During the research I became interested in the dynamic relationship between people and the environments they inhabit. In particular, I observed how being in the drama school setting raised the self-esteem of learning disabled participants, giving them a platform to see themselves as valued collaborators in their own right. In turn, the process allowed drama school graduates to reclaim and reimagine the familiar training space, rediscovering core acting disciplines in surprising, new contexts.
I began to imagine the parallax gap in which places influence people, shaping their perception and behaviour, and conversely, people influence places - defining their use and meaning through action. As Tim Ingold puts it, “environments are never complete but continually under construction” (Ingold, 2000), concluding that it is “through the process of dwelling that we build.” (Ingold, 2000)
Drawing on these insights, I challenged myself to imagine how our research might have a more lasting impact on the environment in which it took place. To do this, I have developed a concept of “inclusive place”, which my creative response is designed to describe and explore.
Using the architectural plans of LAMDA’s recently opened new building as a foundation, I aimed to create an abstract, interactive map of the experiences of the research participants, creating visual symbols that represent individual events or happenings in the process. These symbols act like “landmarks”, telling the story of the research in the space and also reimagining the abstract landscape of the drama school itself.
By including cartographical elements I am to contrast scientific, material ways of thinking about place with an “inclusive” model that transforms the landscape according to the experience and subjectivity of those who inhabit it. Replacing the four cardinal directions with the binaries of amateur/professional and process/performance, I aimm to communicate the grey space the research operated within, further undermining the map’s seeming appearance as an objective navigational tool.

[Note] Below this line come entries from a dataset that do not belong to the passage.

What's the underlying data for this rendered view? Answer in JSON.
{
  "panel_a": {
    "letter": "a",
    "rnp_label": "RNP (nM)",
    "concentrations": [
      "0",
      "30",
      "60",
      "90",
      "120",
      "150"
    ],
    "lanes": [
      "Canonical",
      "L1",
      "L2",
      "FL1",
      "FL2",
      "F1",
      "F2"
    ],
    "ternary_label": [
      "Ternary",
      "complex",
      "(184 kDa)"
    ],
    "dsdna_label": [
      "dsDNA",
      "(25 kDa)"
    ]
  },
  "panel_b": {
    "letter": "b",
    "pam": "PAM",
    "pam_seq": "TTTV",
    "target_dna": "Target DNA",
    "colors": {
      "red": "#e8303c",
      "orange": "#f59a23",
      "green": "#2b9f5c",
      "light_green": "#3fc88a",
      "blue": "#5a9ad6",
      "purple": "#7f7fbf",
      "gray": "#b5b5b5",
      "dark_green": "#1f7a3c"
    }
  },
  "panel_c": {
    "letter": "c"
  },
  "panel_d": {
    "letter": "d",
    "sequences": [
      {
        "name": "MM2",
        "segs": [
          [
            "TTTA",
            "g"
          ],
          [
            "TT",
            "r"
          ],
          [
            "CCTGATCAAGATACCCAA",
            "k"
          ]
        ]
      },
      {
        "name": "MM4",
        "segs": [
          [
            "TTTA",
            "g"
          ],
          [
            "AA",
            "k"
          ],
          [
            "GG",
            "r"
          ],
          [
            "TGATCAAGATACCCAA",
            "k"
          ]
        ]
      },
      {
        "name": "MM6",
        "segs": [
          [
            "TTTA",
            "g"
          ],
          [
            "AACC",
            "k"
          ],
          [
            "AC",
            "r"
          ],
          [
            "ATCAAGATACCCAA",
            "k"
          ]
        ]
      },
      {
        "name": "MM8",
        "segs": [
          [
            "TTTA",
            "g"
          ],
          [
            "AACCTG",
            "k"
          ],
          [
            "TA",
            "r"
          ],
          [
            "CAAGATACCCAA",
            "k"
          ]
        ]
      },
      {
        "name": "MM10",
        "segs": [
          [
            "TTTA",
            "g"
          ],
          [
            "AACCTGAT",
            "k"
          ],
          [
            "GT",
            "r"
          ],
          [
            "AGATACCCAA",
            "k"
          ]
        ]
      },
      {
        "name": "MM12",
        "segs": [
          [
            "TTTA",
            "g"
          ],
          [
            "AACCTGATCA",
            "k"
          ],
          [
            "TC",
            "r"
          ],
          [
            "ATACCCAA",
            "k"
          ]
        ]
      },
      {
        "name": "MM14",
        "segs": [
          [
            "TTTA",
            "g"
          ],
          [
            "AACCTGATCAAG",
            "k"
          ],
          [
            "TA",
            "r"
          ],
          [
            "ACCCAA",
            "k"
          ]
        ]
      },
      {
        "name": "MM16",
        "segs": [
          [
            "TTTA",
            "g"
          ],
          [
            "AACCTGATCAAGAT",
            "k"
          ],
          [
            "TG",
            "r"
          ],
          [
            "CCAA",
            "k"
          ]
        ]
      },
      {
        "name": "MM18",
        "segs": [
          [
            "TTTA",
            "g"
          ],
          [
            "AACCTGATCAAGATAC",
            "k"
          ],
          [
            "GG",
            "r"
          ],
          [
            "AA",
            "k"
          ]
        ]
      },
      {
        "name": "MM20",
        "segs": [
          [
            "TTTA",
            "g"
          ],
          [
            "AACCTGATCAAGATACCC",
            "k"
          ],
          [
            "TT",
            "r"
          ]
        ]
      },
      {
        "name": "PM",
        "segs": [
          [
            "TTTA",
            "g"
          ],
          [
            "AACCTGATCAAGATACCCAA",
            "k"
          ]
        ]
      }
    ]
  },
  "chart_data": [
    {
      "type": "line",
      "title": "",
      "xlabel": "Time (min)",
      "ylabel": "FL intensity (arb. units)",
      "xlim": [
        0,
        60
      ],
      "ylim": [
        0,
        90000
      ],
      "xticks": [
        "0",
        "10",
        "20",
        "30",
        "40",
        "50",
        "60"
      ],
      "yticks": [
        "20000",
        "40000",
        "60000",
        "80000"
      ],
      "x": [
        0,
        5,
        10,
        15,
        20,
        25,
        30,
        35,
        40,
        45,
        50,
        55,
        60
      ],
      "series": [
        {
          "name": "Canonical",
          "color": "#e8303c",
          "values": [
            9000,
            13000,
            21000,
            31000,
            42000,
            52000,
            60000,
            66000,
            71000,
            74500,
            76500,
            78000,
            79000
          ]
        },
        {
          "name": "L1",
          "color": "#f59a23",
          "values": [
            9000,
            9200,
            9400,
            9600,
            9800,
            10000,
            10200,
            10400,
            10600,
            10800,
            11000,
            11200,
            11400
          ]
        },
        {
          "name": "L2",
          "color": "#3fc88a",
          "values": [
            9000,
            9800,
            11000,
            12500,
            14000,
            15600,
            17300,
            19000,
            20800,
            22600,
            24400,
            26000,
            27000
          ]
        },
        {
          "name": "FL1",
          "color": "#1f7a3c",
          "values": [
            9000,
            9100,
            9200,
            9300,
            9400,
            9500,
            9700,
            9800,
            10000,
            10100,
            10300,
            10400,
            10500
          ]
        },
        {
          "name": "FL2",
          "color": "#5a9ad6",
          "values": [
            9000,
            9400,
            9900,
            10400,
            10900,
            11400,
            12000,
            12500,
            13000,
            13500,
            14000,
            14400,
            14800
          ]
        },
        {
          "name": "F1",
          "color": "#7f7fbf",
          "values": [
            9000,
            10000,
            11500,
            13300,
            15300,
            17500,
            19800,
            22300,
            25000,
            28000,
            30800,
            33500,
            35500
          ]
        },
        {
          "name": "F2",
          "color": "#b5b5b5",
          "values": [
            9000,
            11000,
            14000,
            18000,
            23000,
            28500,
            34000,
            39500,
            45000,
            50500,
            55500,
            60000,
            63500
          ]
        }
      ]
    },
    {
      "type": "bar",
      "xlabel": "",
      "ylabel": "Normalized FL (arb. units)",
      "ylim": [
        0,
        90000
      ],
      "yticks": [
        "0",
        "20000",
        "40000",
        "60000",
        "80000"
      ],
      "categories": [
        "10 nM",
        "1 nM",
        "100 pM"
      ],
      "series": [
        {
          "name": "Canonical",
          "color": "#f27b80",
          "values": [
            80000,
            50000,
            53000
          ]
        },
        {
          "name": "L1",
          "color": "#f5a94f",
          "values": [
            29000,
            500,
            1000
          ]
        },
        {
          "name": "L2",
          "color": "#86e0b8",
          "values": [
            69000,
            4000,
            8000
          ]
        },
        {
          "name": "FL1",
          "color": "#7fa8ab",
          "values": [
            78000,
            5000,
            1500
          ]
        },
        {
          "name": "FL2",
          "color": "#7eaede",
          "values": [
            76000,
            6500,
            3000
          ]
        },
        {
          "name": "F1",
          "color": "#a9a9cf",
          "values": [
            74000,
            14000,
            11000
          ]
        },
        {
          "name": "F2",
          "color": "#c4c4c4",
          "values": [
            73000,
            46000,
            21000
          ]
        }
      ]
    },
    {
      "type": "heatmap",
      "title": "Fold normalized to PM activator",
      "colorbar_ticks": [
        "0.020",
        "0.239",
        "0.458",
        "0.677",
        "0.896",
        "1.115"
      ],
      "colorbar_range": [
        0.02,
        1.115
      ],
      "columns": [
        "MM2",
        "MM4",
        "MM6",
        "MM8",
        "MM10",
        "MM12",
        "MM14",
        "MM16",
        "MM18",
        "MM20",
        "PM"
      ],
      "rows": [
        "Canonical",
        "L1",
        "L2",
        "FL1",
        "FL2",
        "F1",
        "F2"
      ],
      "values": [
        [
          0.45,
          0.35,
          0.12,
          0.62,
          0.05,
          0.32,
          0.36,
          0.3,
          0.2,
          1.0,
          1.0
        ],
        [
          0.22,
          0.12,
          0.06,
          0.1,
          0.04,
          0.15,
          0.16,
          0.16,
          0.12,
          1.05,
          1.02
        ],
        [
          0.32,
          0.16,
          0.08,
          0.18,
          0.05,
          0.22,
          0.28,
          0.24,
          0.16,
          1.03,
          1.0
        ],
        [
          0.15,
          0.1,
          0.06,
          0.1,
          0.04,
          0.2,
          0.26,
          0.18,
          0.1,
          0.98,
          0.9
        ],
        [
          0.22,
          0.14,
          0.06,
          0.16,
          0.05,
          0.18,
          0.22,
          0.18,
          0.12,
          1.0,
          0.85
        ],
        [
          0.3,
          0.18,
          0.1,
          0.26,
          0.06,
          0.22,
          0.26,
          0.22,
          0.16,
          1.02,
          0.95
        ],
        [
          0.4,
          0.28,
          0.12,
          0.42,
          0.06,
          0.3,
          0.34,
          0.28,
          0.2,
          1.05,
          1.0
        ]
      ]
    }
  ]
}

The truth of inclusive work is not in the middle, it’s in both places at once, and the meaning of the environment is in a constant state of becoming through our movement within it.
To reflect the participatory nature of the research process, and help achieve the goal of leaving a lasting impact, my creative response has been designed as an interactive installation for the students and teachers at LAMDA. The audience is invited to populate blank versions of the map with “landmark” stamps, engaging them with happenings from our inclusive process, and demonstrating metaphorically the reclaiming of physical space that occurs in inclusive practice.
This Creative Response will be exhibited at the University of Brighton and ONCA in July 2018.